Date: 2012-06-12 04:01 am (UTC)
sophia_sol: Blair Sandburg, with text that says "this is my Serious Academic face" (TS: Blair: Serious Acaface)
From: [personal profile] sophia_sol
Talk to me about the anthropic principle, please? Because now I am curious, and I have never heard of it before.

(no subject)

Date: 2012-06-12 04:49 am (UTC)
hatman: HatMan, my alter ego and face on the 'net (Default)
From: [personal profile] hatman
I was dropping by just to thank you. For saying what needed to be said. Not just here, but to the rabbi.

But now I see this, and I have a bit more to add. Or, rather, Douglas Adams does.

So at its heart, the anthropic principle is the observation that the universe is compatible with people being in it. It's easy for a physicist to imagine a universe where intelligent life couldn't exist, but that is not this universe.

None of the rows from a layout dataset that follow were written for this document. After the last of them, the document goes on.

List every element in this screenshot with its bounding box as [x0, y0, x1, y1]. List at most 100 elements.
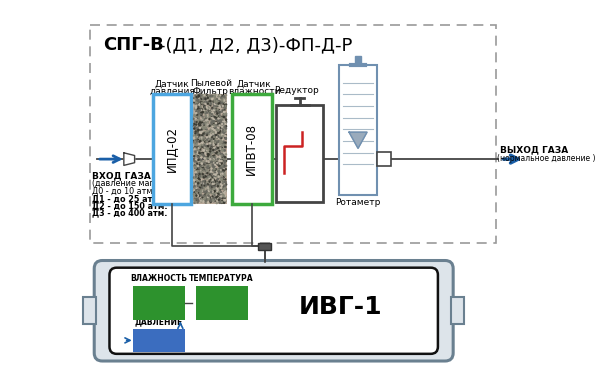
Point [208, 137, 218, 143]
Point [221, 158, 231, 164]
Point [200, 131, 209, 138]
Point [194, 172, 204, 179]
Point [211, 128, 221, 134]
Point [193, 181, 202, 187]
Point [198, 134, 208, 140]
Point [203, 165, 213, 171]
Point [201, 96, 211, 102]
Point [217, 172, 226, 178]
Point [190, 148, 200, 154]
Point [194, 145, 203, 151]
Point [191, 193, 201, 199]
Point [211, 123, 221, 129]
Point [210, 175, 220, 181]
Point [203, 122, 213, 128]
Point [202, 114, 212, 121]
Point [191, 133, 201, 140]
Point [220, 98, 230, 105]
Point [190, 124, 200, 130]
Point [208, 135, 217, 142]
Point [217, 96, 227, 102]
Point [214, 117, 224, 123]
Point [214, 183, 224, 189]
Point [215, 122, 224, 129]
Point [208, 190, 217, 196]
Point [194, 176, 203, 182]
Point [190, 98, 200, 104]
Point [200, 140, 209, 146]
Point [198, 125, 208, 131]
Point [203, 181, 212, 187]
Point [217, 108, 227, 114]
Point [205, 112, 214, 118]
Point [209, 185, 219, 191]
Point [206, 140, 215, 146]
Point [215, 192, 224, 198]
Point [209, 136, 218, 142]
Point [205, 145, 214, 151]
Point [212, 198, 221, 204]
Point [199, 174, 209, 181]
Point [220, 184, 229, 190]
Point [197, 128, 206, 134]
Point [200, 150, 210, 156]
Point [196, 190, 205, 196]
Point [191, 92, 200, 99]
Point [211, 181, 221, 187]
Point [212, 160, 222, 166]
Point [200, 195, 210, 201]
Point [211, 150, 221, 156]
Point [221, 101, 230, 108]
Point [201, 97, 211, 103]
Point [219, 193, 229, 199]
Point [209, 167, 219, 173]
Point [203, 164, 213, 170]
Point [213, 179, 223, 185]
Point [194, 114, 204, 121]
Point [219, 166, 229, 172]
Point [193, 179, 202, 186]
Point [212, 99, 222, 105]
Point [205, 177, 215, 184]
Point [221, 100, 230, 106]
Point [196, 105, 205, 112]
Point [217, 170, 227, 176]
Point [213, 195, 223, 201]
Point [190, 189, 199, 195]
Point [207, 154, 217, 161]
Point [196, 173, 206, 179]
Point [213, 193, 223, 200]
Point [205, 159, 215, 165]
Point [215, 122, 224, 129]
Point [209, 154, 219, 160]
Point [202, 117, 212, 123]
Point [219, 109, 229, 115]
Text: Д0 - до 10 атм.: Д0 - до 10 атм. [92, 187, 155, 196]
Point [190, 114, 199, 120]
Point [196, 112, 205, 119]
Point [193, 187, 203, 193]
Point [193, 91, 203, 98]
Point [202, 115, 212, 122]
Point [202, 93, 212, 99]
Point [202, 183, 211, 189]
Point [196, 136, 205, 142]
Point [217, 146, 227, 152]
Point [196, 167, 206, 173]
Text: ИВГ-1: ИВГ-1 [299, 295, 383, 319]
Point [213, 143, 223, 149]
Point [214, 127, 224, 133]
Point [191, 175, 200, 181]
Point [192, 94, 202, 100]
Point [215, 109, 224, 115]
Point [190, 131, 200, 137]
Point [194, 100, 204, 106]
Point [190, 153, 199, 159]
Point [192, 151, 202, 158]
Point [221, 187, 230, 193]
Point [217, 120, 226, 126]
Point [191, 151, 201, 158]
Point [195, 165, 205, 171]
Point [196, 166, 206, 172]
Point [218, 170, 227, 176]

Which Mr. Adams says is very much like a puddle admiring how well the hole its in fits it - every nook and cranny fitting it perfectly, in fact - and therefore assuming that the hole must have been made specifically to fit the puddle.

The truth, of course, is exactly the opposite. And related to your bag of one million marbles. We are as we are because we grew to fit the world in which we found ourselves.

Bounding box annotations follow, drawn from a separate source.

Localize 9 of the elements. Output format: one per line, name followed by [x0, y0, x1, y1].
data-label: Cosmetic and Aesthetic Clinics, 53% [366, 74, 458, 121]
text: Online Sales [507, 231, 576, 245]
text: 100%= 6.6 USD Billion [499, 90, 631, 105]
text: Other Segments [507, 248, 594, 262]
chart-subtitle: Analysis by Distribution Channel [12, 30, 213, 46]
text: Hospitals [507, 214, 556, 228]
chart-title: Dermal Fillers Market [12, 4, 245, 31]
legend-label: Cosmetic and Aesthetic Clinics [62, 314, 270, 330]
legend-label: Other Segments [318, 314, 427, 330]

The galaxy has billions of stars. And if you look out between those stars, there are thousands of galaxies filling every tiny little patch of sky. The odds may be a billion to one against life developing on a planet around any given star, but given a million billion stars, it'll happen at least once. And it will happen in a place in which it's possible to happen. And it will grow to make use of the things that are available there, and to live in the environments which exist there.

Life as we know it requires certain things. The right amount of light and heat, the right rotational speed, a lot of water, the fact that ice floats, the fact that magnetism is much more powerful than gravity, the versatility of carbon bonding, etc. If you change the rules, life as we know it won't exist. But maybe life as we don't know it will. And in a universe with those rules, that strange life will likewise assume that the world had to have been created just for it.

(no subject)

Date: 2012-06-12 05:08 am (UTC)
sophia_sol: photo of a 19th century ivory carving of a fat bird (Default)
From: [personal profile] sophia_sol
Wonderful, thank you! This is much more coherent imo than the wikipedia article -- which yes, I did peruse before commenting, but DEFINITELY found it too abstruse for me. I find that to be a problem with wikipedia sometimes, that articles on academic subjects often assume you are already an Extremely Knowledgeable Person about everything except the specifics of what the articles are about, and so to a layperson they are entirely too much effort to interpret.